A SpaceX Falcon 9 rocket carrying the GPS III SV01 navigation satellite for the U.S. Air Force stands atop its launchpad at Cape Canaveral Air Force Station in Florida as day breaks for a launch attempt on Dec. 22, 2018.
The launch of a SpaceX rocket carrying advanced GPS satellite for the U.S. Air Force on Saturday (Dec. 22) has been delayed for 24 hours by high winds over the mission’s Florida launch site, company officials said.
A SpaceX Falcon 9 rocket was minutes from launching the new GPS III SV01 satellite, the first of a new breed of U.S. navigation satellites, from a pad at Florida’s Cape Canaveral Air Force Station (liftoff was set for 9:21 a.m. EST, or 1421 GMT) when the company officially stood down for the day. Flight controllers had been tracking unacceptably high upper winds throughout the otherwise smooth countdown.
“We did have a hold called for upper level wind conditions that weren’t in bounds for flight,” Tom Praderio, a SpaceX firmware engineer, said during live commentary. The next launch attempt will be Sunday, Dec. 23, at 8:51 a.m. EST (1351 GMT). [How GPS Satellites Work]
Saturday’s delay is the latest holdup for GPS III SV01 launch.

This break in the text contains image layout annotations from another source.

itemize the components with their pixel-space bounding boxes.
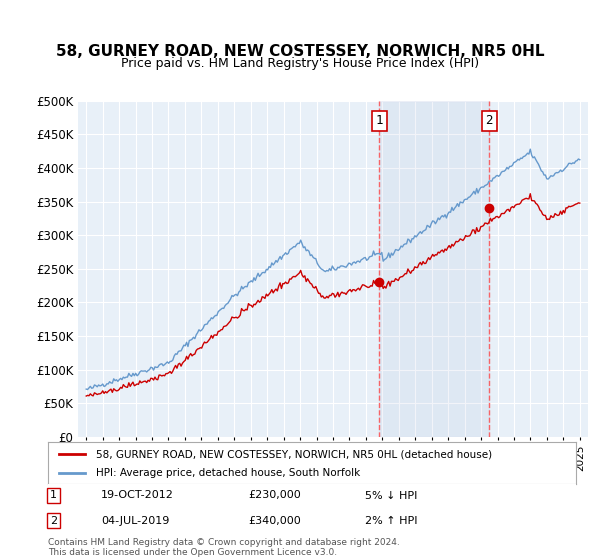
- Bar: [379, 101, 489, 437]
- Text: HPI: Average price, detached house, South Norfolk: HPI: Average price, detached house, Sout…: [95, 468, 360, 478]
- Text: 1: 1: [376, 114, 383, 128]
- Text: Contains HM Land Registry data © Crown copyright and database right 2024.
This d: Contains HM Land Registry data © Crown c…: [48, 538, 400, 557]
- Text: 04-JUL-2019: 04-JUL-2019: [101, 516, 169, 526]
- Text: 58, GURNEY ROAD, NEW COSTESSEY, NORWICH, NR5 0HL: 58, GURNEY ROAD, NEW COSTESSEY, NORWICH,…: [56, 44, 544, 59]
- Text: 1: 1: [50, 491, 57, 501]
- Text: 19-OCT-2012: 19-OCT-2012: [101, 491, 173, 501]
- Text: 2% ↑ HPI: 2% ↑ HPI: [365, 516, 418, 526]
- Text: 2: 2: [485, 114, 493, 128]
- Text: 5% ↓ HPI: 5% ↓ HPI: [365, 491, 417, 501]
- Text: Price paid vs. HM Land Registry's House Price Index (HPI): Price paid vs. HM Land Registry's House …: [121, 57, 479, 70]
- Text: £230,000: £230,000: [248, 491, 301, 501]
- Text: £340,000: £340,000: [248, 516, 301, 526]
- Text: 2: 2: [50, 516, 57, 526]
- Text: 58, GURNEY ROAD, NEW COSTESSEY, NORWICH, NR5 0HL (detached house): 58, GURNEY ROAD, NEW COSTESSEY, NORWICH,…: [95, 449, 491, 459]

SpaceX tried to launch the navigation satellite Tuesday (Dec. 18), but an unexpected sensor reading on the Falcon 9 rocket’s first stage forced the company to stand down for two days to study the glitch. Foul weather thwarted a second launch try on Thursday (Dec. 20), prompting the slip to Saturday.
The GPS III SV01 satellite was built by Lockheed Martin and is the first of a new fleet of ultraprecise navigation satellite constellation for use by the U.S. military and civilians. Nicknamed Vespucci (after Amerigo Vespucci, namesake of the Americas), the SUV-sized satellite will replace the aging SVN-43 GPS satellite. which launched in July 1997, Air Force officials have said.
The flight of GPS III SV01 is SpaceX’s last mission of the year and will mark the 21st launch of 2018 for the Hawthorne, California-based company.